Ambassador of Russia to Estonia
- In office 1 September 1992 – 23 July 1997
- Preceded by: Aleksandr Kuznetsov
- Succeeded by: Aleksei Glukhov [ru]

Ambassador of the Soviet Union/Russia to Mali
- In office 11 December 1987 – 22 April 1992
- Preceded by: Yevgeny Nersesov [ru]
- Succeeded by: Pavel Petrovsky [ru]

Personal details
- Born: 27 April 1937 (age 88)
- Alma mater: Moscow State Institute of International Relations Higher Diplomatic School of the Soviet Ministry of Foreign Affairs
- Awards: Order of the Cross of Terra Mariana First Class

= Aleksandr Trofimov (diplomat) =

Soviet and Russian diplomat

Aleksandr Mikhailovich Trofimov (Александр Михайлович Трофимов; born 27 April 1937) is a former Soviet and Russian diplomat.
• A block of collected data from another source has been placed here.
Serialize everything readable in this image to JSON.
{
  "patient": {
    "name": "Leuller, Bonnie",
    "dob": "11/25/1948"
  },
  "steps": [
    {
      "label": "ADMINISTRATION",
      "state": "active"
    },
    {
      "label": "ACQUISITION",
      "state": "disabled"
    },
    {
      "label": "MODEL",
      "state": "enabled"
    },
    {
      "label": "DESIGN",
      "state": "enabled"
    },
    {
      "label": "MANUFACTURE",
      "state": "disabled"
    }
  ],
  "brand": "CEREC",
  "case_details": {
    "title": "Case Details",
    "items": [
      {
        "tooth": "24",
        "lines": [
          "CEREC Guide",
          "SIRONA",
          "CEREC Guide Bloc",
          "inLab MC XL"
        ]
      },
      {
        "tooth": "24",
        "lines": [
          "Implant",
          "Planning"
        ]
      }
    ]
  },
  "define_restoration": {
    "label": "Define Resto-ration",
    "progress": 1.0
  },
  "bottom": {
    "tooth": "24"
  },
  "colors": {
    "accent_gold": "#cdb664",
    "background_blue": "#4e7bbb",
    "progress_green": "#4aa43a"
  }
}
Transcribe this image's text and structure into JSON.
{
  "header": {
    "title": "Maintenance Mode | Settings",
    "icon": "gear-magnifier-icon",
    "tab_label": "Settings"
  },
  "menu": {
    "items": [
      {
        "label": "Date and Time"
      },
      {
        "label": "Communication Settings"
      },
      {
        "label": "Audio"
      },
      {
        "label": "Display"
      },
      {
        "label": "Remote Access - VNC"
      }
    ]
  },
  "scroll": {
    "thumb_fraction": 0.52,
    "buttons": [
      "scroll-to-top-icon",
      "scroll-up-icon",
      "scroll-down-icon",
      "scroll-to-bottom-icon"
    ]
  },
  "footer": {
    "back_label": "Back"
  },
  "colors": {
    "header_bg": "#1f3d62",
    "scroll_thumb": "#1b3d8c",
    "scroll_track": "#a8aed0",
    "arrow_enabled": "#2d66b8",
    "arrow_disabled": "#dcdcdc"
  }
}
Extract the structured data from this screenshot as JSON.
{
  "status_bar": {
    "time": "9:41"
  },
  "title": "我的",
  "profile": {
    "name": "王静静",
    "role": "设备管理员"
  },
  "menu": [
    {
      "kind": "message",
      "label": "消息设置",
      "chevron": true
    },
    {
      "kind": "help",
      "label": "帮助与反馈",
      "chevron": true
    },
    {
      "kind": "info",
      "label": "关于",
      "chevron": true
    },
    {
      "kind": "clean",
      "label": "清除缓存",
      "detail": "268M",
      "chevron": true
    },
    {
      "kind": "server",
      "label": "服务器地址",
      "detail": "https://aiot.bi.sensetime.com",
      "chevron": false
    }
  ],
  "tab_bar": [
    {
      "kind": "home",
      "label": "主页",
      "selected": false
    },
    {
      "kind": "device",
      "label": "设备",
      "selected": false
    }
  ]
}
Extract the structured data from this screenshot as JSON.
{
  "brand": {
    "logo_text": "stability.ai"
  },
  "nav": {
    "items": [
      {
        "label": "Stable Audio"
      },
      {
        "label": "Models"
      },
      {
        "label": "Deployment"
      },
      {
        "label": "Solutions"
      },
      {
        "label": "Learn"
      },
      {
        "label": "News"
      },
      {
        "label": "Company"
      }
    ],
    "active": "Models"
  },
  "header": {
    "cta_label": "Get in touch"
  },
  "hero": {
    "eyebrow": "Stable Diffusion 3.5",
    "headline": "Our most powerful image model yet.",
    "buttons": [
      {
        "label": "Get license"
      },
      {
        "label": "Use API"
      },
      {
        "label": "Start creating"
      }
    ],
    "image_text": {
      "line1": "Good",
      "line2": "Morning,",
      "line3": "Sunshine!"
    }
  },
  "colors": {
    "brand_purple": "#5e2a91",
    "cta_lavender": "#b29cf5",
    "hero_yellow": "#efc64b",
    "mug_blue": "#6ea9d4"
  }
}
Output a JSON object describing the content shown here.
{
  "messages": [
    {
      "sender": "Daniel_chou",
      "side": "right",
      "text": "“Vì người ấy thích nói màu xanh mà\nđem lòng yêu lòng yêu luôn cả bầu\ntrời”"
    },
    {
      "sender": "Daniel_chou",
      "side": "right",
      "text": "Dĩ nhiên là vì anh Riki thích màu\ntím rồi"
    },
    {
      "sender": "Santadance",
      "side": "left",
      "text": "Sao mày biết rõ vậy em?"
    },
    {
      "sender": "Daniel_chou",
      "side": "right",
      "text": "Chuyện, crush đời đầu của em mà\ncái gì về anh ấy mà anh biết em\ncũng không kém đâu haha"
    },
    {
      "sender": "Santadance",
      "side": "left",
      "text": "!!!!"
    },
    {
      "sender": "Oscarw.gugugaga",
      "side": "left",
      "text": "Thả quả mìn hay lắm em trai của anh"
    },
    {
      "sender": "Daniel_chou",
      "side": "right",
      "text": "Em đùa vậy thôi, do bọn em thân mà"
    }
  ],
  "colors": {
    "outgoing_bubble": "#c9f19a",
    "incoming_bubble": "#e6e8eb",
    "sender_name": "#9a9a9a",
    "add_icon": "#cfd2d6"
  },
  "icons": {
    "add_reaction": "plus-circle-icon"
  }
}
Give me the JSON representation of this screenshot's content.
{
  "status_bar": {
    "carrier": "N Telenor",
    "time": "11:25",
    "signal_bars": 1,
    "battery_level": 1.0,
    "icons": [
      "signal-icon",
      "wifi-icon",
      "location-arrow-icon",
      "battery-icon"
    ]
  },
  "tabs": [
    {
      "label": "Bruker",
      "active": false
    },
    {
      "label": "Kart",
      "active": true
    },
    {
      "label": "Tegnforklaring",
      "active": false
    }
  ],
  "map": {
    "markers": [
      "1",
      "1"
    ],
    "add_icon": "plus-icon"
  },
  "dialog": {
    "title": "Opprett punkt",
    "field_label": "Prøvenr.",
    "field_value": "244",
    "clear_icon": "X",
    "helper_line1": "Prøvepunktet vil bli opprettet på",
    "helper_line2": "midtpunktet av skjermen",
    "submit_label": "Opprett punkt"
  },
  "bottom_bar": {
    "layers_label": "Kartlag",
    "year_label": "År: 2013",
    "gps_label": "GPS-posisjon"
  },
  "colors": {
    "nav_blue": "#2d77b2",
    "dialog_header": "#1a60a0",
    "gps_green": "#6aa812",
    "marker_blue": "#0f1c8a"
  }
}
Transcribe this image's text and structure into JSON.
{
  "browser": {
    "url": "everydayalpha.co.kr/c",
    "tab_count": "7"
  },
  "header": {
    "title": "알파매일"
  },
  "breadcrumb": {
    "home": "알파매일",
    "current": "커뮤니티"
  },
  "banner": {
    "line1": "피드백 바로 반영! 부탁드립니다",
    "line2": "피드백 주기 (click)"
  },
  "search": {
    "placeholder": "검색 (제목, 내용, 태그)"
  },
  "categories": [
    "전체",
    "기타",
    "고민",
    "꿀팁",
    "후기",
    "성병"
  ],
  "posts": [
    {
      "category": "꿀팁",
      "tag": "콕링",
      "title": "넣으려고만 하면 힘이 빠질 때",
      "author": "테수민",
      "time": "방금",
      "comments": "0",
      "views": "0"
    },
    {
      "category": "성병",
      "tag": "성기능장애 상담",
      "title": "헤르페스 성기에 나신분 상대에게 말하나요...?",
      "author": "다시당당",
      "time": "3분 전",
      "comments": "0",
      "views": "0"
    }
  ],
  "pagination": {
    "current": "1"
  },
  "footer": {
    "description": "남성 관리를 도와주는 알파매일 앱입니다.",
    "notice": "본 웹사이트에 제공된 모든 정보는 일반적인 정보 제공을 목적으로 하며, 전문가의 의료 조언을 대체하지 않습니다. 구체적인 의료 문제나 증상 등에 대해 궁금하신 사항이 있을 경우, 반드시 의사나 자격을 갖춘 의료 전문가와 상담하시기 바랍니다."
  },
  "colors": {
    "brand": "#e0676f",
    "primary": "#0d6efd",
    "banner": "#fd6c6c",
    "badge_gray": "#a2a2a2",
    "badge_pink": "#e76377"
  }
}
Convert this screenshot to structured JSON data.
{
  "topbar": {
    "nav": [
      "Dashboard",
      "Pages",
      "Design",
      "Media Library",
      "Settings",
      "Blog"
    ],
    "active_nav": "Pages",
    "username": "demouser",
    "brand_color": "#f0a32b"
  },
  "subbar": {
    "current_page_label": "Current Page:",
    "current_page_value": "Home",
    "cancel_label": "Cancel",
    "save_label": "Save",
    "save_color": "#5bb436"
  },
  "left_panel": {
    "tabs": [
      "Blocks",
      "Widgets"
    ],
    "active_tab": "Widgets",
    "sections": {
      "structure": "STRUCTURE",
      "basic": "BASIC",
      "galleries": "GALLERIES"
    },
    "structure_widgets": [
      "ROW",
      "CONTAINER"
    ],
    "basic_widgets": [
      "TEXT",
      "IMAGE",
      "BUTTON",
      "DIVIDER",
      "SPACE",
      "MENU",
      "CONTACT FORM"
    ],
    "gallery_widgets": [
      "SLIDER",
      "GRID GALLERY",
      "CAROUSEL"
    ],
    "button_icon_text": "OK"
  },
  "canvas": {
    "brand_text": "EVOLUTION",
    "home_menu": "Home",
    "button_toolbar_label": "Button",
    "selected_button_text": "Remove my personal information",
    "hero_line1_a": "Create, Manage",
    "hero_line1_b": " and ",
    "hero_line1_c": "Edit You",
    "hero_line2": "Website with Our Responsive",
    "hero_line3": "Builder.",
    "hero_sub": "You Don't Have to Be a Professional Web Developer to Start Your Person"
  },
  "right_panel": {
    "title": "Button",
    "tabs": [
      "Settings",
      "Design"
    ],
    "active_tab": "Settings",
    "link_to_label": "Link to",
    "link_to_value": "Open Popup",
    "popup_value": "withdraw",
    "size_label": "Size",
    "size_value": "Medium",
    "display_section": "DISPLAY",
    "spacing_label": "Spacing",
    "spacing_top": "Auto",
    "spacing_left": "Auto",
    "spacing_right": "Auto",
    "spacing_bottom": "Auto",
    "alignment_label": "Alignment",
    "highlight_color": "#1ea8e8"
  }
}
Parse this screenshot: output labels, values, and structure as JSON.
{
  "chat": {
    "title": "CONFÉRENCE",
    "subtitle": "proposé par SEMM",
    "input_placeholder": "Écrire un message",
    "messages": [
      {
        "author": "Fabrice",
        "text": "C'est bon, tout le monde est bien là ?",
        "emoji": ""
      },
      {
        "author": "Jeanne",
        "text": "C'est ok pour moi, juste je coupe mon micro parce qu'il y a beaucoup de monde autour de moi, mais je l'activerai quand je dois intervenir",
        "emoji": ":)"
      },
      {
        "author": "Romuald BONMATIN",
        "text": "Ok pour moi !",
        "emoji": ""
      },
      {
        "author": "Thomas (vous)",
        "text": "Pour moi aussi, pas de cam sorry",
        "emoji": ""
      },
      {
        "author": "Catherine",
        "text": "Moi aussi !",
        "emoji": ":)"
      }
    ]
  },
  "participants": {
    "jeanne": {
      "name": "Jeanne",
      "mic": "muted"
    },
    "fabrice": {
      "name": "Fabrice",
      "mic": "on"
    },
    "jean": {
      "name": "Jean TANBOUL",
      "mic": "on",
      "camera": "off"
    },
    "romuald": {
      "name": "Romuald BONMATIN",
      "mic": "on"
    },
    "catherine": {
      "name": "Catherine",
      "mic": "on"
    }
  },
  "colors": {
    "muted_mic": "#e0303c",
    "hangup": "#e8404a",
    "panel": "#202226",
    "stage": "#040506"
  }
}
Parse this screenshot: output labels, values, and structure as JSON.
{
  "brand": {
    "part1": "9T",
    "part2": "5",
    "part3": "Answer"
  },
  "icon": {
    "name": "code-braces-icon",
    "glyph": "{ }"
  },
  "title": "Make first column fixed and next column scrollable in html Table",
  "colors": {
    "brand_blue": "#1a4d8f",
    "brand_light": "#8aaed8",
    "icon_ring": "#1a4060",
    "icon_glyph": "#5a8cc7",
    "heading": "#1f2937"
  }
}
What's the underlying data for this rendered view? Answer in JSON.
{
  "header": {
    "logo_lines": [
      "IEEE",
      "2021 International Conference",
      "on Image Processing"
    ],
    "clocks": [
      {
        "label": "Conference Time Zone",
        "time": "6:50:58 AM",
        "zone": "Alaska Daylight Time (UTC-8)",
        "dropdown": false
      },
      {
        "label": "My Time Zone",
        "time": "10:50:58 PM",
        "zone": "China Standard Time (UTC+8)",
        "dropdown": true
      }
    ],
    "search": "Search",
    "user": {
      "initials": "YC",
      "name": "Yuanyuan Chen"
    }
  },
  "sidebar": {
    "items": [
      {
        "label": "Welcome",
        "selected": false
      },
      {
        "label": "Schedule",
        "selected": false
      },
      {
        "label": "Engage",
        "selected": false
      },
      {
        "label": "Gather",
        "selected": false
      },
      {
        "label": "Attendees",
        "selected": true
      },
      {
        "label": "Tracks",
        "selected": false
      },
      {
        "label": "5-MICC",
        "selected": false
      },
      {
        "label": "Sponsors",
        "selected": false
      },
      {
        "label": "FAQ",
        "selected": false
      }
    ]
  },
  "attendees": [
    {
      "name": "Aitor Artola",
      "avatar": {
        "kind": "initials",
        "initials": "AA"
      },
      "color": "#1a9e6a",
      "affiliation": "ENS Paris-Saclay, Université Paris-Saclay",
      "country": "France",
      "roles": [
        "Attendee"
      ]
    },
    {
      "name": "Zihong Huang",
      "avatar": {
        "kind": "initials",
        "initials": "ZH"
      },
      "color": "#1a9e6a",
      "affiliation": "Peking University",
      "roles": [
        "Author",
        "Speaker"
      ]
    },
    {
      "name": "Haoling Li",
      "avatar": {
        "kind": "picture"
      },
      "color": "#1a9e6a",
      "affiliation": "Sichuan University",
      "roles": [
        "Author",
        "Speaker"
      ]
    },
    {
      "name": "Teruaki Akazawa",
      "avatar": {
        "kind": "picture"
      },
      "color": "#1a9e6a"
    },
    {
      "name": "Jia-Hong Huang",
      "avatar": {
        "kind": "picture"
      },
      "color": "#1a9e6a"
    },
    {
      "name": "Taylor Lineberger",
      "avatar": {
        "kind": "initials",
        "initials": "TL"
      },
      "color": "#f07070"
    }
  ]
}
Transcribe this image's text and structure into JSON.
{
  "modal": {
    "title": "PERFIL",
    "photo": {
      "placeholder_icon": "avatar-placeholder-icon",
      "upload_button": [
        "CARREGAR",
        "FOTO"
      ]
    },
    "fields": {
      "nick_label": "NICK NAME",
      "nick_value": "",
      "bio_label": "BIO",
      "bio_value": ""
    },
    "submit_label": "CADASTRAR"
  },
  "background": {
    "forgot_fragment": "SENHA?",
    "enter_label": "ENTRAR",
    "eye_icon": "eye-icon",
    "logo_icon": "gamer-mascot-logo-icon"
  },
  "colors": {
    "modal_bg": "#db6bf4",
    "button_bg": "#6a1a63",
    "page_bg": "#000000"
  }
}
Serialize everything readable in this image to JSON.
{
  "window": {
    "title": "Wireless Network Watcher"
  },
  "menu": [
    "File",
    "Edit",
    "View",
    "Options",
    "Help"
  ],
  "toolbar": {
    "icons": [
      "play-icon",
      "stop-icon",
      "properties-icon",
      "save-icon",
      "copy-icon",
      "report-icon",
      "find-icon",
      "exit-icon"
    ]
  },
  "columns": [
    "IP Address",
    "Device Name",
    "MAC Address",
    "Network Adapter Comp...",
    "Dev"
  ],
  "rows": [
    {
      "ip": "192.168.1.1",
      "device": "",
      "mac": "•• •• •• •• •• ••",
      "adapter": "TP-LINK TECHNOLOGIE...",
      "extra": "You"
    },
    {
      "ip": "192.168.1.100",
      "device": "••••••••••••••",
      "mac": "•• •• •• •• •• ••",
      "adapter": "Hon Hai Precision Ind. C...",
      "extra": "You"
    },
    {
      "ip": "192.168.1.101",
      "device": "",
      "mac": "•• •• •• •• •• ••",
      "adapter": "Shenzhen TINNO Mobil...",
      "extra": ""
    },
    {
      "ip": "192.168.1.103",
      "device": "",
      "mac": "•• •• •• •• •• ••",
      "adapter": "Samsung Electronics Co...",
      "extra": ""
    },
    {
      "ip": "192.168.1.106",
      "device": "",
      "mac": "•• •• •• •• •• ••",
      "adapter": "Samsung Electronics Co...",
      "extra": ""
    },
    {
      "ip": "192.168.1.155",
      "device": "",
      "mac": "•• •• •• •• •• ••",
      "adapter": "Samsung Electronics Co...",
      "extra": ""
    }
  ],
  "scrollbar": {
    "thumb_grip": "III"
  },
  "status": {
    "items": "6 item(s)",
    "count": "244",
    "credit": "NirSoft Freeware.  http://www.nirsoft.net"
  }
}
He served in various diplomatic roles from 1960 onwards, and was Ambassador of Russia to Estonia between 1992 and 1997.

==Career==
Trofimov was born on 27 April 1937. He graduated from Moscow State Institute of International Relations in 1960 and began his career with the Soviet Ministry of Foreign Affairs. His work took him to various overseas postings, as well as positions within the ministry's central apparatus. In 1972 he graduated from the Higher Diplomatic School of the Soviet Ministry of Foreign Affairs. In 1987 he was appointed Ambassador of the Soviet Union to Mali, a post he held during and after the dissolution of the Soviet Union in late 1991, after which he represented the Russian Federation to Mali, until 1992.

Trofimov was then appointed Ambassador of Russia to Estonia in 1992, serving until his recall in 1997. On his return to Russia he became deputy director of the Second European Department of the Russian Ministry of Foreign Affairs in 1998, before being appointed Ambassador of Russia to Ivory Coast in April 2000, with dual accreditation to Burkina Faso. He was recalled on 8 June 2006.

Trofimov has the diplomatic rank of Ambassador Extraordinary and Plenipotentiary, and is fluent in French, English and Turkish. He is married, with a son and a daughter. He was awarded the Order of the Cross of Terra Mariana, I class, by the Estonian state.